Response to Prostate Cancer Treatments

Video

Dr Liaw discusses ways to measure response to treatment and what recent data regarding PSA kinetics has shown.

Bobby Liaw, MD: We generally evaluate efficacy of our prostate cancer treatment in three ways: symptoms, PSA [prostate-specific antigen tests], and imaging. I usually repeat this to my patients every now and then, to remind them that a lot of the conversations that we have during our visit isn't really just idle banter. It's really designed to probe for symptoms that might give me concern that something's going on with their prostate cancer, or to hopefully see if the clinical symptoms stemming from the disease are starting to improve on treatment. And of course, it's to figure out if there's any side effects that we need to pick up on. But PSA remains a humongous subject in the defining of efficacy. It has been and remains a very important biomarker for us to file for prostate cancer.

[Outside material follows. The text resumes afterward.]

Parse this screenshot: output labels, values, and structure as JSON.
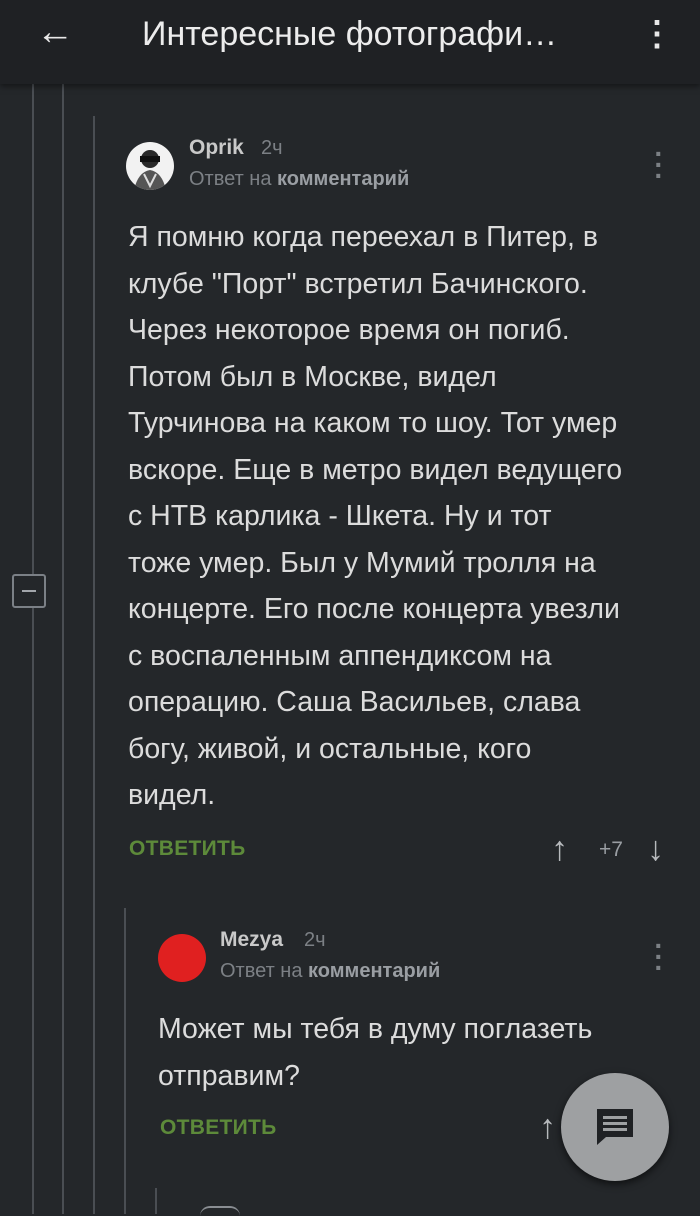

While we don't have quite as many studies these days that use percent PSA decline as a major endpoint, I still feel PSA kinetic provides us with a lot of valuable clinical data. There were actually a couple of recent abstracts at the AUA [American Urological Association] meeting as well as at GU ASCO [ASCO Genitourinary Cancers Symposium] over this year that tries to look a little bit at the depth of PSA decline, PSA nadir, and PSA response. There was a really nice abstract that was looking at PSA nadir and the portion of patients achieving a PSA decline of greater than 90% with apalutamide. This analysis was focusing on the patients that participated in the TITAN and SPARTAN studies. The study actually showed that the combination of apalutamide with ADT [androgen deprivation therapy] was associated with high rate of PSA declines of greater than 90% or more at both the 3-month and the 12-month time points. In fact, there were actually greater than 90% declines at the 12-month time point than at the 3-month time point. It was actually a 71% for the TITAN study at 12-months and 61% at 12 months for the SPARTAN study. This really just shows that PSA continues to decline over time. It also showed that the medium time to PSA nadir was about 5.5 months for the TITAN patients and 7.36 months for the SPARTAN patients. Now, I think some of this is important to keep in mind because PSA response and kinetics are important in that it does provide us with some measure of prognostic data on our patients.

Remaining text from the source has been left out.